The scope of attacks has widened too: the risk to brands is clearly no longer only the theft of credit card details. The Sony hack in November included theft of its core product, in the form of the unreleased film Annie, as well as a haul of competitively sensitive material such as marketing plans and contracts with suppliers.

These are the stories that get out into the public domain and make the headlines, and companies are often reluctant to talk about this kind of problem. Ask the right people at big international brands, however, and some will have their own stories of attacks, occasionally including tip-offs from the security services.

This level of activity is beyond what many brands’ crisis management plans were designed to cope with. There has been plenty written in recent years of the need for crisis management to evolve to take account of the development of social, so I won’t repeat it here.
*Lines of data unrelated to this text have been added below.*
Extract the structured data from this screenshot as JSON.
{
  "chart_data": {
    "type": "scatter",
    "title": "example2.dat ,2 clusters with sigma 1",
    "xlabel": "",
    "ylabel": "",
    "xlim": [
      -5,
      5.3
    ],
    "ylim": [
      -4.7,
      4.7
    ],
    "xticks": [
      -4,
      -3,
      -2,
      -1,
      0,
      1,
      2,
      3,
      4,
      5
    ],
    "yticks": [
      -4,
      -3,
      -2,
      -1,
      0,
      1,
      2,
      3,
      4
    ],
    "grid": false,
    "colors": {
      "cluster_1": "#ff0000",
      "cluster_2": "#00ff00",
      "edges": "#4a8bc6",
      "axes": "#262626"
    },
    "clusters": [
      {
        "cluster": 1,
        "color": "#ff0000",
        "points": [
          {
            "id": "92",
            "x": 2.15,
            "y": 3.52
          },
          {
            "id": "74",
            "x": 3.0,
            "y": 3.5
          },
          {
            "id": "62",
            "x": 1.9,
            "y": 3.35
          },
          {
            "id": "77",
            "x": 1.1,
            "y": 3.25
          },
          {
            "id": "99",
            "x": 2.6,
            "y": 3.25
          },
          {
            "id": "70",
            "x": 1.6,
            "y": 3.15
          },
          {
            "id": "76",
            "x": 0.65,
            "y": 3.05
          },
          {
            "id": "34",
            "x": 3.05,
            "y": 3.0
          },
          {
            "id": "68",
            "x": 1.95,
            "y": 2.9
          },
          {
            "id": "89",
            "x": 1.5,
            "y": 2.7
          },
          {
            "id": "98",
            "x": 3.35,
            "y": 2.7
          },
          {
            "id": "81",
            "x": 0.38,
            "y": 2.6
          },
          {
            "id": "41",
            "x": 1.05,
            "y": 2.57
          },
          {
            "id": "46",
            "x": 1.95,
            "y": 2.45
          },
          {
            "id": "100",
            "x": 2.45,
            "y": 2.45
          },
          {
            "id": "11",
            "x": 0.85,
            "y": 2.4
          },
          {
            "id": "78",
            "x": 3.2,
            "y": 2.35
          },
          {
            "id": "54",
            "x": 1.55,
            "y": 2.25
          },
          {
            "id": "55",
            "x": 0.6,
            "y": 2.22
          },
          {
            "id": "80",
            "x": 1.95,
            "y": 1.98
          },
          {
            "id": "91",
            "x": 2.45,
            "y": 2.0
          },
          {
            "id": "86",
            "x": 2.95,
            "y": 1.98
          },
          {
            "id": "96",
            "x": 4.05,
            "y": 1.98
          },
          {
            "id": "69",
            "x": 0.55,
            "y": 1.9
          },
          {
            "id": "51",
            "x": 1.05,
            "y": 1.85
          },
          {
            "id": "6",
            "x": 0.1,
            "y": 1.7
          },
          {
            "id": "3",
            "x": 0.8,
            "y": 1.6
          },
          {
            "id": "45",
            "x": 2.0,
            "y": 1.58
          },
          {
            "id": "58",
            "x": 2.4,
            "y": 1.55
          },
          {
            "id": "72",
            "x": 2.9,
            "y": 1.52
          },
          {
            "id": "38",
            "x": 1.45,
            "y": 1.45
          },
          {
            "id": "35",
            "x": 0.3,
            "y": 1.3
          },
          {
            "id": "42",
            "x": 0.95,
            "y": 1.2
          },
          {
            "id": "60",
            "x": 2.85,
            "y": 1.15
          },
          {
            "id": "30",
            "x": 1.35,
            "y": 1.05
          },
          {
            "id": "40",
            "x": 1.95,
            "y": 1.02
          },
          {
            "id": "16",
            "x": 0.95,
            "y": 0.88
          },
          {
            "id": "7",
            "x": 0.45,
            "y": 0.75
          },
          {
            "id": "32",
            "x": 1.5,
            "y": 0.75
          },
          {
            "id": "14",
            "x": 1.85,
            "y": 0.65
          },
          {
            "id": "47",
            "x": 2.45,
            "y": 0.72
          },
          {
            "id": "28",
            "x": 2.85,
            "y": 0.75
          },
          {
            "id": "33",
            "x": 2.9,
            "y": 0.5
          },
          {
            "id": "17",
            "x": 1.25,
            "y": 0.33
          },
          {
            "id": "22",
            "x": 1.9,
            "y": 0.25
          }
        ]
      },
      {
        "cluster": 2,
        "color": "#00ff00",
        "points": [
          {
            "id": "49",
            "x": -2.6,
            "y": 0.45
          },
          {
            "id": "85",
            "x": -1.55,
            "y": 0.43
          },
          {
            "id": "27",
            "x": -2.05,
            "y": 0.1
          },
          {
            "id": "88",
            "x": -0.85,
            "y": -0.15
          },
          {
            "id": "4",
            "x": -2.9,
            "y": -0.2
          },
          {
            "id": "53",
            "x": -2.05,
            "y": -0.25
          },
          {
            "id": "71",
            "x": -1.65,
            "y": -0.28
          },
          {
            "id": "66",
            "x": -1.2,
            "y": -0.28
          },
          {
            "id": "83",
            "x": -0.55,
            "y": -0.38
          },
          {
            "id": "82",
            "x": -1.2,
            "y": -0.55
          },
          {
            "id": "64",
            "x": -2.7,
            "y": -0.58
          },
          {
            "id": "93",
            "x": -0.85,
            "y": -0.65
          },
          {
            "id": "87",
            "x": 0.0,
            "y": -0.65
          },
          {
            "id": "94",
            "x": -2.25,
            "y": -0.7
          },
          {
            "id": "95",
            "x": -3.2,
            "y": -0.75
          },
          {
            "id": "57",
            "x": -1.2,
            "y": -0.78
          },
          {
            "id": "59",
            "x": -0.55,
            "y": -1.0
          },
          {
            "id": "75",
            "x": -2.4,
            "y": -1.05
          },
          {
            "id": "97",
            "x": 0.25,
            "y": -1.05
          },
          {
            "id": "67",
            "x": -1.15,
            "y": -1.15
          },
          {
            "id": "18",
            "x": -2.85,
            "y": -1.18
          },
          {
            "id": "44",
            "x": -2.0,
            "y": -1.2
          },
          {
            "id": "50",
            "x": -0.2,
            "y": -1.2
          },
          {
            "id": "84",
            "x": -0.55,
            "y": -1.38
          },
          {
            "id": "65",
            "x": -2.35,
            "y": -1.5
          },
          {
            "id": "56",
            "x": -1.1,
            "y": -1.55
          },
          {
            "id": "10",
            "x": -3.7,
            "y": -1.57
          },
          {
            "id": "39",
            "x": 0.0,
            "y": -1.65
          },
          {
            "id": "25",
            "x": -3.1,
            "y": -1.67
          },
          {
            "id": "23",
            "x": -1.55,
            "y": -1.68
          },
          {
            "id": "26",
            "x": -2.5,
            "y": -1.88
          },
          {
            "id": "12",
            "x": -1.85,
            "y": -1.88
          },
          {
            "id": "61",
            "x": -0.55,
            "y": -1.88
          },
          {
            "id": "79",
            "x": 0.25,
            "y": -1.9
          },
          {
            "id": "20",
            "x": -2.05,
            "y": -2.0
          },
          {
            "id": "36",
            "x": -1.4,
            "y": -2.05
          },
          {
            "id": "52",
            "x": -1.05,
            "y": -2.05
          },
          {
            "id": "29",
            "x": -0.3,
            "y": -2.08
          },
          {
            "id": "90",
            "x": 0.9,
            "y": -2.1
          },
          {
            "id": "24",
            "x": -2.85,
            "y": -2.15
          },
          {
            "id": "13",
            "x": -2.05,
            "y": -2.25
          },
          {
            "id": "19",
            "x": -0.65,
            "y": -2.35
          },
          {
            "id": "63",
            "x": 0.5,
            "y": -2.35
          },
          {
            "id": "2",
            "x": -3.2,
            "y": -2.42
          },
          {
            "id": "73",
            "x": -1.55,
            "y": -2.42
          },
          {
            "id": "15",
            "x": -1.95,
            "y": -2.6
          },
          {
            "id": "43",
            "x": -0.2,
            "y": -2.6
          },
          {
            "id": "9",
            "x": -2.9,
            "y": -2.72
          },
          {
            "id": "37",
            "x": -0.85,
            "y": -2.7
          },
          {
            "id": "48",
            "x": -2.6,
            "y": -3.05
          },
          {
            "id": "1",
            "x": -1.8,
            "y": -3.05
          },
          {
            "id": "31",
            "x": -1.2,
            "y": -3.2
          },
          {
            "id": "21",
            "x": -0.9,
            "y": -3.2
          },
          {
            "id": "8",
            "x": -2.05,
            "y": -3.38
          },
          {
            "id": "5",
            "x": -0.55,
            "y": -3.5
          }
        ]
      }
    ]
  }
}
By having robust processes and plans in place, brands can manage consumer reaction and mitigate pressure groups’ attempts to garner sympathy for their particular cause.

Social can obviously amplify the impact of a vocal minority but, while there are many notable exceptions, the raising of issues by effective campaigns that resonate with consumers can prove beneficial. In fact, in my experience they are often more effective than their organisers realise in getting noticed and finding a place on the agenda of senior management.

Hacktivist groups such as Anonymous do, of course, already use social as a tool, but the number of brands finding themselves affected by denial of service or website defacement is going to increase. The groups’ objectives are often political and use technology to encourage protest, activism or civil disobedience. The sheer number of brands means there will never be any shortage of conflicts between what certain brands are perceived to be promoting and the protest groups’ ideologies.

Criminal activities might seem a more straightforward and obvious threat needing to be countered, but there is a blurring of categories, driven at least in part by the difficulty of identifying the offending parties.

The entry of a nation state into a situation is nothing new. FBI director James Comey famously remarked a few months ago that “there are two types of big companies in the United States … those who’ve been hacked by the Chinese and those who don’t know they’ve been hacked by the Chinese”. What is new is the blatancy of North Korea’s suspected attack in the Sony episode. Can we suppose the UK or any other major economy will be immune?

It is certainly no longer the responsibility of only the IT department to be aware of the risks and issues and to play a part in mitigating them. One of the first steps any organisation needs to take is to educate its workforce, including marketers, about potential threats and how to counter them.

As the digitisation of businesses and society accelerates in the next few years, it will be essential for even smaller brands to see systems and data security as a core part of their strategy.

Trust is a key part of any brand’s relationship with its consumers, and incidents like those outlined in this article will become more frequent, and potentially more damaging, to businesses and the wider digital economy. We need to be ready to cope with them.

Alex Tait has worked in senior digital roles at Kellogg Company, Arcadia, American Express and the Post Office.